80% Rule Revisited
When you ride a motorcycle or scooter you learn you can operate the machine a few different ways. You can barrel through the turns at the edge of your capability with sweat popping out of your forehead and tingles running up and down your spine, or you can take another pace which puts you near the edge with options.
When I was younger I thought I was in high gear. I leaned her hard. My footpegs were sprung and I tapped them to the tarmac regularly. Sometimes I held the edge, playing with my life. The sparks I knew were rooster tailing on the dropped side a cool visual shower between the front and rear lights of the bike. People following my line told me so.
But every now and then that spooky moment would occur. Just a few pebbles in the path and the shimmy of death began. In that moment you either ham fisted it into the ditch or you instinctively relaxed and rode it out like a good dirt tracker. My parents insisted my first bike be an enduro and I learned it well. Still, I played too close to the edge for street use and bravado.

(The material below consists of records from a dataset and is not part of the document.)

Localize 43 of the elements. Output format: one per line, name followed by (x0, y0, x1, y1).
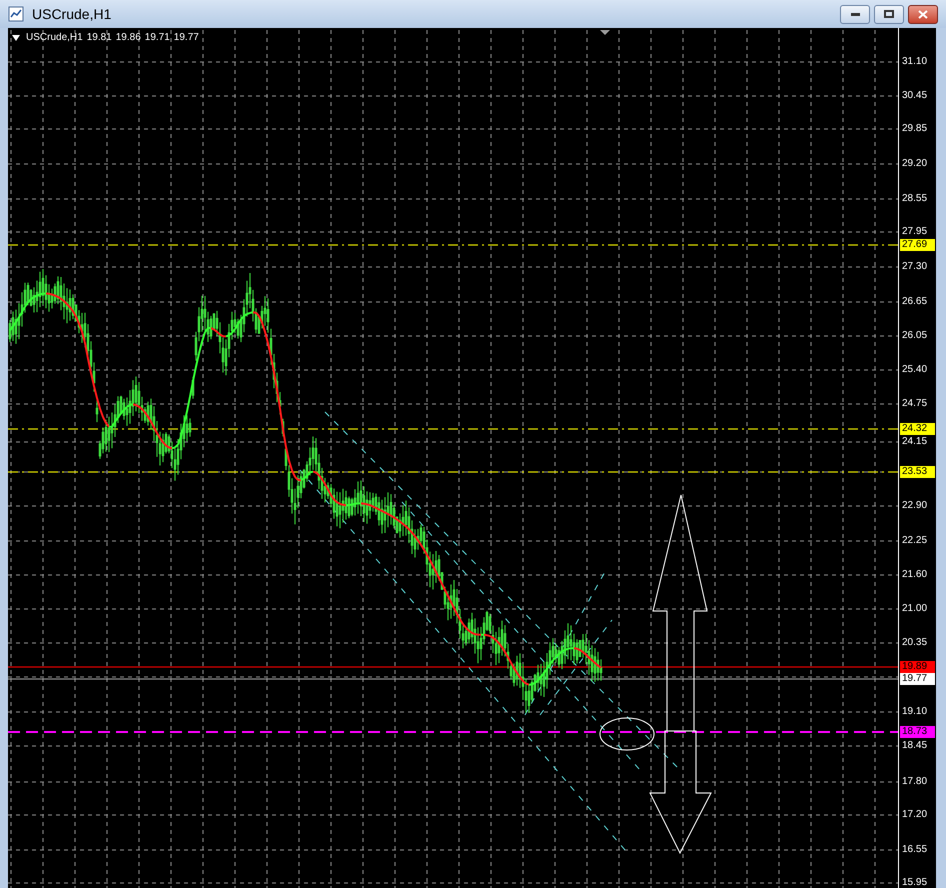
minimize-button[interactable] (840, 4, 870, 24)
chart-window-icon (8, 6, 24, 22)
price-level-label: 18.73 (900, 726, 935, 738)
close-button[interactable] (908, 4, 938, 24)
price-tick-label: 28.55 (902, 193, 928, 205)
price-tick-label: 21.60 (902, 569, 928, 581)
price-tick-label: 16.55 (902, 844, 928, 856)
price-level-label: 19.77 (900, 673, 935, 685)
price-level-label: 27.69 (900, 239, 935, 251)
price-tick-label: 29.20 (902, 158, 928, 170)
price-tick-label: 27.30 (902, 261, 928, 273)
price-tick-label: 31.10 (902, 56, 928, 68)
price-tick-label: 27.95 (902, 226, 928, 238)
chart-symbol: USCrude,H1 (26, 31, 83, 45)
quote-value: 19.77 (174, 31, 199, 45)
window-title: USCrude,H1 (32, 4, 112, 24)
price-tick-label: 26.65 (902, 296, 928, 308)
price-level-label: 23.53 (900, 466, 935, 478)
maximize-button[interactable] (874, 4, 904, 24)
quote-value: 19.86 (116, 31, 141, 45)
price-tick-label: 15.95 (902, 877, 928, 888)
dropdown-triangle-icon[interactable] (12, 34, 20, 40)
close-icon (918, 10, 928, 18)
price-tick-label: 22.25 (902, 535, 928, 547)
price-tick-label: 24.75 (902, 398, 928, 410)
price-tick-label: 21.00 (902, 603, 928, 615)
price-tick-label: 18.45 (902, 740, 928, 752)
price-tick-label: 25.40 (902, 364, 928, 376)
shift-marker-icon (600, 30, 610, 35)
price-level-label: 19.89 (900, 661, 935, 673)
price-level-label: 24.32 (900, 423, 935, 435)
price-tick-label: 29.85 (902, 123, 928, 135)
price-tick-label: 26.05 (902, 330, 928, 342)
quote-value: 19.81 (86, 31, 112, 45)
price-tick-label: 24.15 (902, 436, 928, 448)
price-tick-label: 17.80 (902, 776, 928, 788)
price-tick-label: 22.90 (902, 500, 928, 512)
ellipse-drawing (600, 718, 654, 750)
price-tick-label: 19.10 (902, 706, 928, 718)
price-tick-label: 20.35 (902, 637, 928, 649)
quote-value: 19.71 (144, 31, 170, 45)
price-tick-label: 30.45 (902, 90, 928, 102)
price-tick-label: 17.20 (902, 809, 928, 821)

Over time I began experimenting with how I rode these wonderful beasts. Holding lines and pitching into the turns. How much countersteer seemed best when combined with different lean angles. I became smoother. I certainly felt more in control.
Then one day a man I knew, a collector of Nortons and Triumphs, spoke of something he called the 80% rule. Simply put, he said there was no reason for a street rider to flirt with disaster by riding to the limit of that rider's capabilities. He also spoke of the bikes breaking down less below eighty percent throttle and tach. He said you could hear a bike's preference if you just listened to the machine run.
In order for music to be played well, a musician adjusts against what the musician hears.
Somewhere above eighty percent throttle the natural pattern of engine sounds becomes jumbled. The notes in the engine's song as you ride seem as though the various sections of the orchestra are playing different rhythms. When the drums outpace the horns and the woodwinds can't suck enough air to keep up something's about to give.
If you're lucky, instruments in the mechanical band beneath you simply stop playing. There's a minor flash, an epiphany in the rhythm section as the bike dies a quick death and you roll to a stop. But what if the players articulate the tune and your own skill in conducting puts you two measures behind?
You slow the tempo down. A more deliberate pace, a broader potential. Should a car cross the center line in a right hand sweeper you can flop the bike and move from the left third of the lane to the right third because you've given yourself at least twenty percent to work with in a dire moment. Its knowing a shortcut but not living by it.
In a world where all forms of inattentive driving can be encountered we have to take every advantage we can. Eighty percent throttle (or rpm's) lets our bikes run the way their designers meant them to. That remaining twenty percent usable throttle can make the difference in squirting out of a jam if need be. But we can only use that twenty percent if we leave ourselves the room to make it available.